TradingView 1D BTC chart with SMA Ribbon and Volume Profile
Still, there are a few main things driving the $BTC market right now:
1. Banking crisis: If people can't trust the conventional financial system, what do they do? They flee to the alternatives! Gold, silver, crypto, especially $BTC have seen a resurgence over the last 2 weeks.
2. We are approaching the next halving. Yes, it is a year from now, estimated on 14th April 2024. However, $BTC starts its rise a year sooner.

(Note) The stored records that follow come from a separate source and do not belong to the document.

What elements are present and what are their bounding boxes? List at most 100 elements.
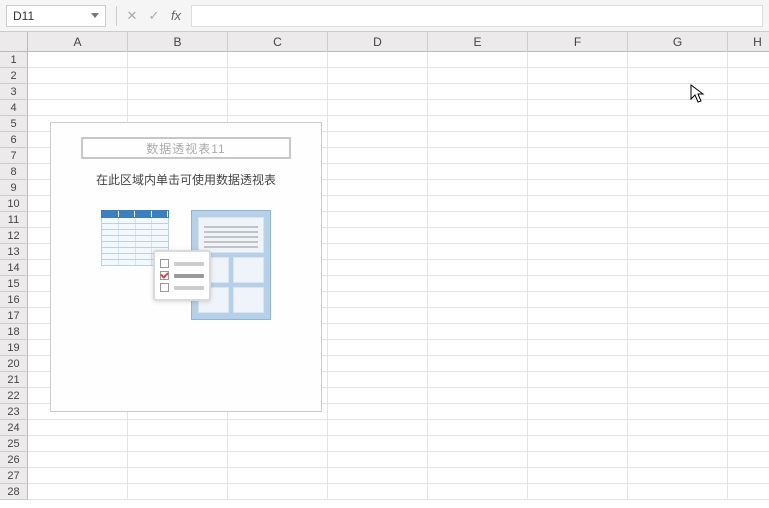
cell[interactable] <box>728 100 769 116</box>
cell[interactable] <box>28 468 128 484</box>
cell[interactable] <box>728 244 769 260</box>
row-header[interactable]: 14 <box>0 260 28 276</box>
formula-input[interactable] <box>191 5 763 27</box>
cell[interactable] <box>728 340 769 356</box>
row-header[interactable]: 3 <box>0 84 28 100</box>
cell[interactable] <box>428 420 528 436</box>
cell[interactable] <box>328 372 428 388</box>
cell[interactable] <box>728 436 769 452</box>
cell[interactable] <box>128 420 228 436</box>
row-header[interactable]: 20 <box>0 356 28 372</box>
pivot-table-placeholder[interactable]: 数据透视表11 在此区域内单击可使用数据透视表 <box>50 122 322 412</box>
cell[interactable] <box>428 84 528 100</box>
cell[interactable] <box>628 228 728 244</box>
cell[interactable] <box>528 292 628 308</box>
cell[interactable] <box>728 52 769 68</box>
cell[interactable] <box>328 132 428 148</box>
cell[interactable] <box>528 132 628 148</box>
cell[interactable] <box>728 148 769 164</box>
cell[interactable] <box>628 356 728 372</box>
cell[interactable] <box>528 100 628 116</box>
row-header[interactable]: 24 <box>0 420 28 436</box>
row-header[interactable]: 2 <box>0 68 28 84</box>
cell[interactable] <box>28 84 128 100</box>
cell[interactable] <box>428 244 528 260</box>
cell[interactable] <box>428 276 528 292</box>
cell[interactable] <box>628 372 728 388</box>
cell[interactable] <box>728 260 769 276</box>
cell[interactable] <box>328 244 428 260</box>
cell[interactable] <box>628 100 728 116</box>
cell[interactable] <box>728 84 769 100</box>
cell[interactable] <box>428 388 528 404</box>
cell[interactable] <box>728 180 769 196</box>
column-header[interactable]: A <box>28 32 128 52</box>
cell[interactable] <box>128 436 228 452</box>
cell[interactable] <box>428 404 528 420</box>
cell[interactable] <box>728 132 769 148</box>
row-header[interactable]: 22 <box>0 388 28 404</box>
cell[interactable] <box>628 196 728 212</box>
cell[interactable] <box>328 148 428 164</box>
cell[interactable] <box>428 372 528 388</box>
cell[interactable] <box>728 372 769 388</box>
cell[interactable] <box>428 132 528 148</box>
row-header[interactable]: 9 <box>0 180 28 196</box>
cell[interactable] <box>328 228 428 244</box>
cell[interactable] <box>528 484 628 500</box>
cell[interactable] <box>428 484 528 500</box>
row-header[interactable]: 23 <box>0 404 28 420</box>
cell[interactable] <box>728 228 769 244</box>
cell[interactable] <box>28 436 128 452</box>
cell[interactable] <box>728 484 769 500</box>
cell[interactable] <box>328 260 428 276</box>
cell[interactable] <box>528 436 628 452</box>
cell[interactable] <box>728 68 769 84</box>
cell[interactable] <box>628 324 728 340</box>
cell[interactable] <box>528 420 628 436</box>
cell[interactable] <box>528 180 628 196</box>
cell[interactable] <box>328 356 428 372</box>
cell[interactable] <box>728 324 769 340</box>
row-header[interactable]: 19 <box>0 340 28 356</box>
cell[interactable] <box>328 420 428 436</box>
cell[interactable] <box>428 148 528 164</box>
cell[interactable] <box>528 228 628 244</box>
cell[interactable] <box>528 196 628 212</box>
row-header[interactable]: 21 <box>0 372 28 388</box>
cell[interactable] <box>728 116 769 132</box>
cell[interactable] <box>528 468 628 484</box>
cell[interactable] <box>728 356 769 372</box>
cell[interactable] <box>428 68 528 84</box>
row-header[interactable]: 1 <box>0 52 28 68</box>
cell[interactable] <box>228 52 328 68</box>
accept-button[interactable]: ✓ <box>143 5 165 27</box>
row-header[interactable]: 8 <box>0 164 28 180</box>
cell[interactable] <box>328 180 428 196</box>
cell[interactable] <box>428 180 528 196</box>
cell[interactable] <box>128 484 228 500</box>
cell[interactable] <box>528 388 628 404</box>
cell[interactable] <box>728 388 769 404</box>
column-header[interactable]: B <box>128 32 228 52</box>
column-header[interactable]: G <box>628 32 728 52</box>
cell[interactable] <box>428 324 528 340</box>
cell[interactable] <box>128 452 228 468</box>
cell[interactable] <box>428 260 528 276</box>
cell[interactable] <box>428 436 528 452</box>
cell[interactable] <box>528 276 628 292</box>
cell[interactable] <box>528 116 628 132</box>
row-header[interactable]: 7 <box>0 148 28 164</box>
cell[interactable] <box>528 372 628 388</box>
cell[interactable] <box>428 116 528 132</box>
cell[interactable] <box>628 68 728 84</box>
cell[interactable] <box>628 260 728 276</box>
cell[interactable] <box>128 84 228 100</box>
cell[interactable] <box>628 116 728 132</box>
cell[interactable] <box>228 436 328 452</box>
cell[interactable] <box>328 436 428 452</box>
cell[interactable] <box>528 212 628 228</box>
row-header[interactable]: 27 <box>0 468 28 484</box>
cell[interactable] <box>328 100 428 116</box>
cell[interactable] <box>228 100 328 116</box>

Look at the halving in May 2020, yet it started to rise back up in Feb 2019, going from ~$3,300 to ~$14,000 in June 2019, before dropping again - we obviously had COVID just before the halving, so that messed things up a bit.
3. We are approaching the end of the Fed rate hike cycle. What does this mean? We've almost reached peak tightening, meaning that the money supply won't be getting further restricted. That means we've gone past the worst and probably hit the bottom (unless we see a stock market crash due to something blowing up in the financial sector, which is possible although probably not very likely)
Basically, I think it's:
- a good place to take profits in the short-term if you feel so inclined
- completely viable to keep holding for the long-term
What do you think? I'd love to hear your thoughts!